At the same time that Sheikh Zayed Al Nahyan was building this success story after 1971, followed by his son President Khalifa Bin Zayed Al Nahyan, Libya’s late leader Muammar Gaddafi was cementing his power in his country after a successful coup d’état in 1969 that toppled the former Libyan monarch Idris Al-Senussi. Gaddafi promised prosperity, equality and a list of other dreams that were never attained during his 42 years of rule. A comparison between the current state of Libya nearly 50 years after Gaddafi took power and the UAE after its 1971 unification shows a stark difference between forms of governance and the fate these can spell for nations. 

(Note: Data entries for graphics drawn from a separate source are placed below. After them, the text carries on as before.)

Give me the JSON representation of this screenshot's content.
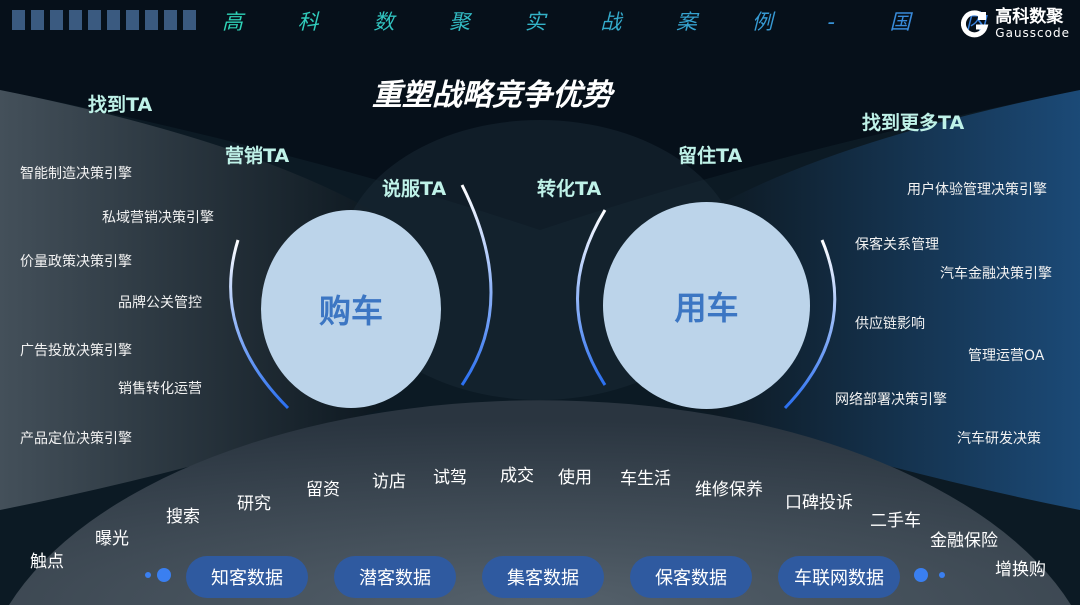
{
  "header": {
    "title": "高 科 数 聚 实 战 案 例 - 国 内",
    "logo_cn": "高科数聚",
    "logo_en": "Gausscode"
  },
  "main_title": "重塑战略竞争优势",
  "ta_labels": {
    "find": "找到TA",
    "market": "营销TA",
    "persuade": "说服TA",
    "convert": "转化TA",
    "retain": "留住TA",
    "find_more": "找到更多TA"
  },
  "circles": {
    "buy": "购车",
    "use": "用车"
  },
  "left_items": [
    "智能制造决策引擎",
    "私域营销决策引擎",
    "价量政策决策引擎",
    "品牌公关管控",
    "广告投放决策引擎",
    "销售转化运营",
    "产品定位决策引擎"
  ],
  "right_items": [
    "用户体验管理决策引擎",
    "保客关系管理",
    "汽车金融决策引擎",
    "供应链影响",
    "管理运营OA",
    "网络部署决策引擎",
    "汽车研发决策"
  ],
  "journey_steps": [
    "触点",
    "曝光",
    "搜索",
    "研究",
    "留资",
    "访店",
    "试驾",
    "成交",
    "使用",
    "车生活",
    "维修保养",
    "口碑投诉",
    "二手车",
    "金融保险",
    "增换购"
  ],
  "data_pills": [
    "知客数据",
    "潜客数据",
    "集客数据",
    "保客数据",
    "车联网数据"
  ],
  "colors": {
    "accent": "#3a7ff0",
    "circle": "#bcd4ea",
    "circle_text": "#3c76c3",
    "pill": "#2f5aa0",
    "ta_text": "#bff2e8"
  }
}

From humble beginnings in the early 1970s to a global economic player today, the UAE has taken enormous strides. The Emirati leadership chose the path of planned development, acquiring expertise to do so in all fields from across the world. This path was instrumental in the success story that followed, which gave rise to high living standards, security, prosperity and accessibility to Emirati citizens whose passport is now one of the most useful to have since it gives access to most countries on earth. The UAE has become the happiest Arab nation and the 20th happiest country globally.

Other oil-rich nations like Qatar, Libya and Iran have attempted to garner influence through conspiracies and the financing of militias, terrorism and political instability in the region and beyond. During the 1980s, Gaddafi financed the likes of the terrorist-designated Irish Republican Army (IRA) in Northern Ireland, and he went as far as to finance Native American tribes in an attempt to urge them to revolt against the US administration in North America. Iran still funds militias across the region from Iraq to Lebanon to Yemen despite the economic hardships that Iranians face. The Qatari regime led by Prince Tamin Bin Hamad Al Thani has been moving on the same path and has squandered Qatar’s wealth in desperate attempts to gain political influence through supporting terrorist groups and militias.

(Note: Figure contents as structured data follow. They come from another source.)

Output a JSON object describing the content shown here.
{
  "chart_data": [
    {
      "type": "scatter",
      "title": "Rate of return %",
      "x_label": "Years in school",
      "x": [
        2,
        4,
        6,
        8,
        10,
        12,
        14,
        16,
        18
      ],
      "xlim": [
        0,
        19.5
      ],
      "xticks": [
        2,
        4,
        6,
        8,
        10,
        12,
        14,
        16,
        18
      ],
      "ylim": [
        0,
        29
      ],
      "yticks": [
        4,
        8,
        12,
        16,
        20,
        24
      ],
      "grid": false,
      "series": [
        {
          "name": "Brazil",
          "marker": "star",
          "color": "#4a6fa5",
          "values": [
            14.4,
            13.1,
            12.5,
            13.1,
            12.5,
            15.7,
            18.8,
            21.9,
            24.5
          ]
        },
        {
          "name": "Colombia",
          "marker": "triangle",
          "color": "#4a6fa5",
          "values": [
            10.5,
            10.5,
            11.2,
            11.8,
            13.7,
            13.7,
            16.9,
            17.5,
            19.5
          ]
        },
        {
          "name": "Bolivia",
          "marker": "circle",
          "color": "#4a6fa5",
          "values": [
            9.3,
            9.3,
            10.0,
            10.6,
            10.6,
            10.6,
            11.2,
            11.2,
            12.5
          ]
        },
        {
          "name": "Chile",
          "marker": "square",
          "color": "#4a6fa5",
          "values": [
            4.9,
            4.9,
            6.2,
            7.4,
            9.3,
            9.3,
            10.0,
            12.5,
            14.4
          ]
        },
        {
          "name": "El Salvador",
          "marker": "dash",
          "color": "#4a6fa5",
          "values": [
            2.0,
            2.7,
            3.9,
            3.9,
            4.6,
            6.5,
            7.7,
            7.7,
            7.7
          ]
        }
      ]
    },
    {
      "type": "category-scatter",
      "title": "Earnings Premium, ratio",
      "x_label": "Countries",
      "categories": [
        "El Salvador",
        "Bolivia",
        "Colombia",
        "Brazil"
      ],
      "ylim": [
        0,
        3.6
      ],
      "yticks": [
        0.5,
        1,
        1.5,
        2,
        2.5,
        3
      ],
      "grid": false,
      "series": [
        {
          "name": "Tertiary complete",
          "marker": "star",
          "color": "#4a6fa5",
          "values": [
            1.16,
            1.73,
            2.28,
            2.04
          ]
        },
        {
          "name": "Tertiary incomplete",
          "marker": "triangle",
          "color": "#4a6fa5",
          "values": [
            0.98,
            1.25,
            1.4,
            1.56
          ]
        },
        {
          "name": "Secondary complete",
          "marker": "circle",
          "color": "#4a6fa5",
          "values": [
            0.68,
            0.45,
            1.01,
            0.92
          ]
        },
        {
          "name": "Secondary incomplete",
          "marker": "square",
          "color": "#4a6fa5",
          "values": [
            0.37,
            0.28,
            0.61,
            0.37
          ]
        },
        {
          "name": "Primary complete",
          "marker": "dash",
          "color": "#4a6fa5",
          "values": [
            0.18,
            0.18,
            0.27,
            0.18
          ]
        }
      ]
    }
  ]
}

By contrast, the Emirati leadership has not ventured into buying respect and influence through greasing palms and controlling media outlets in the manner the Qataris have been doing. Instead, it has earned world respect through careful planning and being a force for good in a troubled world. The end result is that Qatari officials have become pariahs that most countries now loathe and avoid. Many Western officials and politicians have to explain themselves when meeting Qatari counterparts in public. 

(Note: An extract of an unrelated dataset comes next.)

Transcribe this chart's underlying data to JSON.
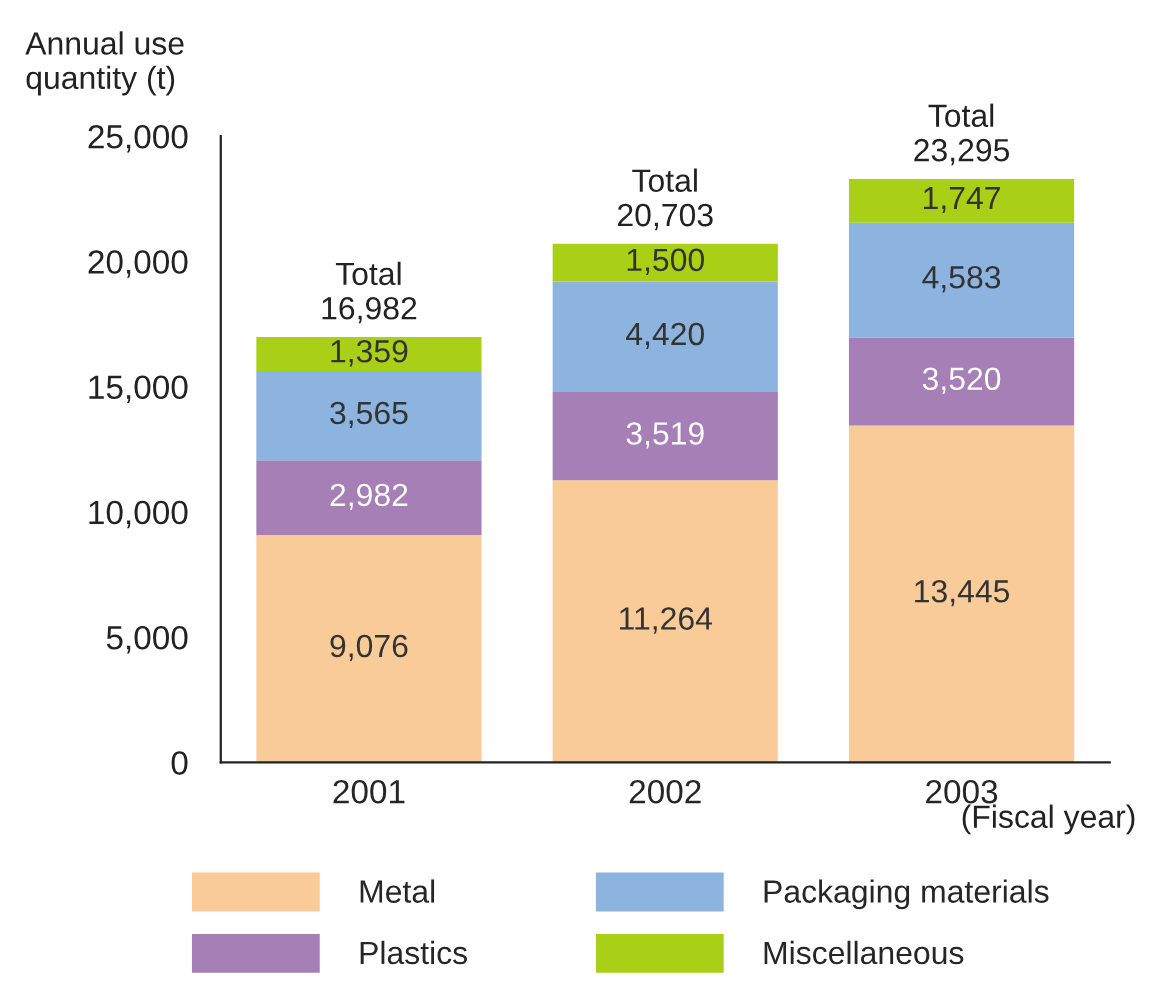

While upholding its national and Arab traditions and its Islamic background, the Emirati leadership has not wasted its people’s lives and resources by attempting to apply Sharia law to appease radicals, and it has not concerned itself with matters of the afterlife that are beyond its control. Instead, this leadership has poured all its resources and invested its oil wealth wisely to ensure that its citizens and others who reside in the country can live in a kind of earthly paradise of their own making and has thus succeeded where others in the region have miserably failed.


The writer is a political analyst and author of Egypt’s Arab Spring and the Winding Road to Democracy.

 

*A version of this article appears in print in the 21 November, 2019 edition of Al-Ahram Weekly.